Трактовка начинается как будто бы с «фактов», данных в пьесе. Но, как сказал И.П. Павлов, «если нет в голове идей, то не увидишь и фактов» (205, стр.594). Без «идей в голове» факты ведут к ремеслу, не нуждающемуся в толкованиях. А по Гегелю, «подлинно живой художник <...> находит тысячи стимулов к деятельности и вдохновению, стимулов, мимо которых другие проходят, не обращая на них внимания». Далее Гегель говорит: «Если мы поставим дальнейший вопрос - в чем состоит художественное вдохновение, то оно заключается именно в том, что поэт полностью поглощен своим предметом, целиком уходит в него и не успокаивается до тех пор, пока он не придаст художественной форме законченный и отчеканенный характер» (64, т.1, стр.299).
Так «факты» пьесы сплавляются с «вдохновением художника» и возникает двойственная ситуация, описанная Р. Гамзатовым: «Иногда мне кажется, что я охотник, рыболов, всадник: я охочусь за мыслями, ловлю их, седлаю и пришпориваю их. А иногда мне кажется, что я олень, лосось, конь и что, напротив, замыслы, раздумья, чувства ищут меня, ловят меня, седлают и управляют мной» (58, стр.24).
В трактовке драмы, поскольку она реализована на языке режиссерского искусства - во взаимодействии образов, все от
начала и до конца продиктовано пьесой, вытекает с полной необходимостью из ее текста, и в то же время все своеобразно, ново, неожиданно выражает индивидуальность режиссера такою, какова она в действительности. Обнаруживается, что он собою представляет как член человеческого общества, как профессионал, как психолог, как личность' вообще. Все это реализуется, помимо его воли, в том, что именно в пьесе вызывает у него и какие именно ассоциации; приводит ли он эти ассоциации к единству, к какому именно и как обозначает, в чем выражает он это единство.
Ассоциации далекие и яркие (богатые, обильно обоснованные личным опытом) ведут к трактовкам оригинальным и решениям смелым, но их труднее обосновать текстом пьесы, чем ассоциации близлежащие. Как поэтическая мощь в значительной мере определяется смелостью и новизной метафор, так и творческий размах режиссера проявляется в смелости реализуемых им трактовок - в неожиданности ассоциаций и точности их воплощения на языке режиссерского искусства.
Чтобы доказать спектаклем правомерность смелого решения, неожиданного толкования, далекой ассоциации, нужно легко переводить высказывания действующих лиц в разные варианты течения борьбы, в частности, в такую борьбу, которая подтверждает данное толкование, делает его логически необходимым. Поэтому чем смелее толкование, тем нужнее режиссеру профессиональное мастерство. Но и обратно: высокое профессиональное мастерство в построении борьбы, в практической психологии расчищает путь далеким ассоциациям и смелым решениям, облегчает их реализацию и проверку их правомерности.

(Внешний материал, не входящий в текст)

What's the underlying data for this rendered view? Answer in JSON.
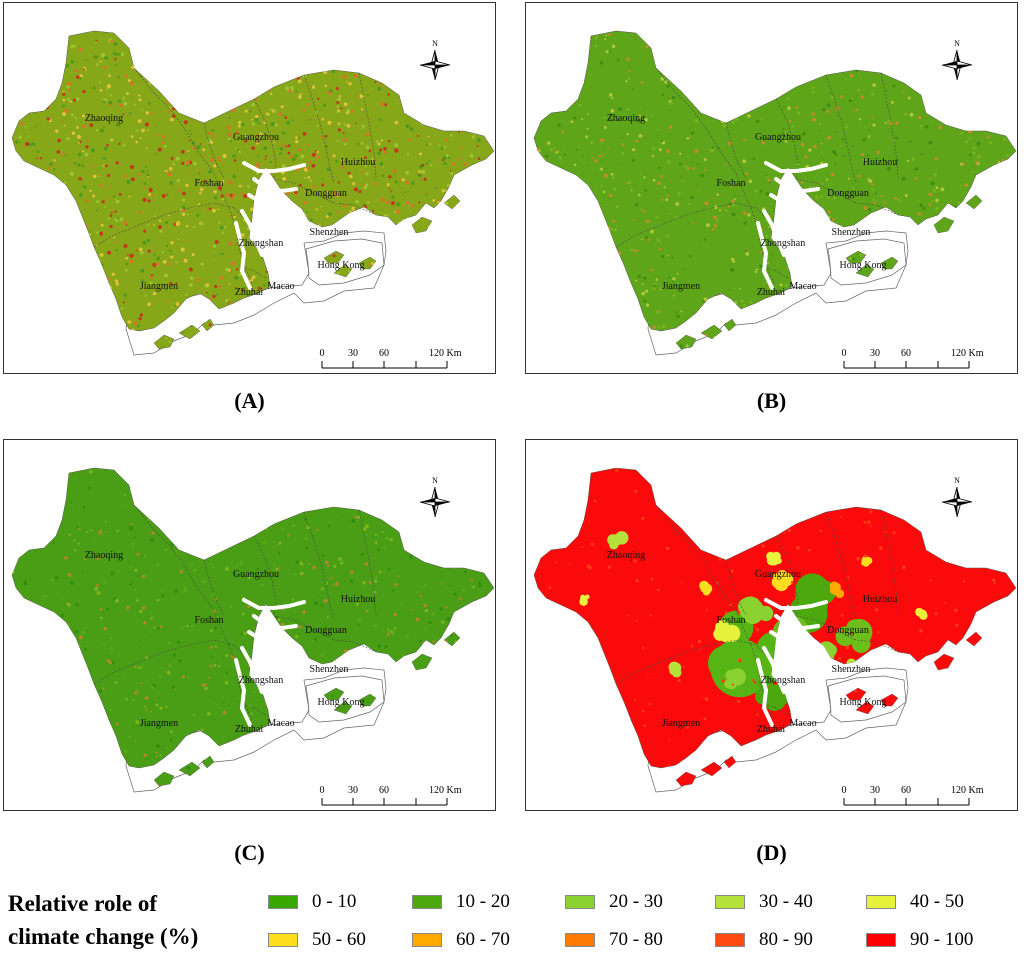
{
  "panels": [
    {
      "id": "A",
      "label": "(A)",
      "theme": "mixed"
    },
    {
      "id": "B",
      "label": "(B)",
      "theme": "greenish"
    },
    {
      "id": "C",
      "label": "(C)",
      "theme": "green"
    },
    {
      "id": "D",
      "label": "(D)",
      "theme": "red"
    }
  ],
  "cities": [
    "Zhaoqing",
    "Guangzhou",
    "Huizhou",
    "Foshan",
    "Dongguan",
    "Shenzhen",
    "Zhongshan",
    "Jiangmen",
    "Zhuhai",
    "Macao",
    "Hong Kong"
  ],
  "north_label": "N",
  "scale_ticks": [
    "0",
    "30",
    "60",
    "120 Km"
  ],
  "legend": {
    "title_line1": "Relative role of",
    "title_line2": "climate change (%)",
    "items": [
      {
        "label": "0 - 10",
        "color": "#38a800"
      },
      {
        "label": "10 - 20",
        "color": "#4ca80c"
      },
      {
        "label": "20 - 30",
        "color": "#8bd130"
      },
      {
        "label": "30 - 40",
        "color": "#b4e23a"
      },
      {
        "label": "40 - 50",
        "color": "#e6f23c"
      },
      {
        "label": "50 - 60",
        "color": "#ffdd1f"
      },
      {
        "label": "60 - 70",
        "color": "#ffaa00"
      },
      {
        "label": "70 - 80",
        "color": "#ff7a00"
      },
      {
        "label": "80 - 90",
        "color": "#ff4a10"
      },
      {
        "label": "90 - 100",
        "color": "#ff0000"
      }
    ]
  }
}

Здесь вспоминаются слова Г. Флобера: «Какой же сложный механизм заключен в простоте, и как много нужно уловок, чтобы быть правдивым!» (294, стр.584).
И.Э. Грабарь писал: «Обычно технике отводят самое последнее место, считая ее вопросом какой-то специальной художественной кухни, крайне неинтересной и скучной материей. Это одно из самых закоренелых, глубоких и печальных недоразумений, ибо техника не только случайный способ выражения мысли и чувства художника, но часто направляющий, даже решающий момент в творчестве» (77, стр.188).
К режиссуре относятся в полной мере и признание Флобера и вывод И.Э. Грабаря. Режиссерское искусство как художественная критика, в отличие от режиссуры как ремесла или как административной деятельности, невозможно без искренности, оснащенной мастерством, или без мастерства, подчиненного искренности, без практической реализации смелых решений и новых толкований.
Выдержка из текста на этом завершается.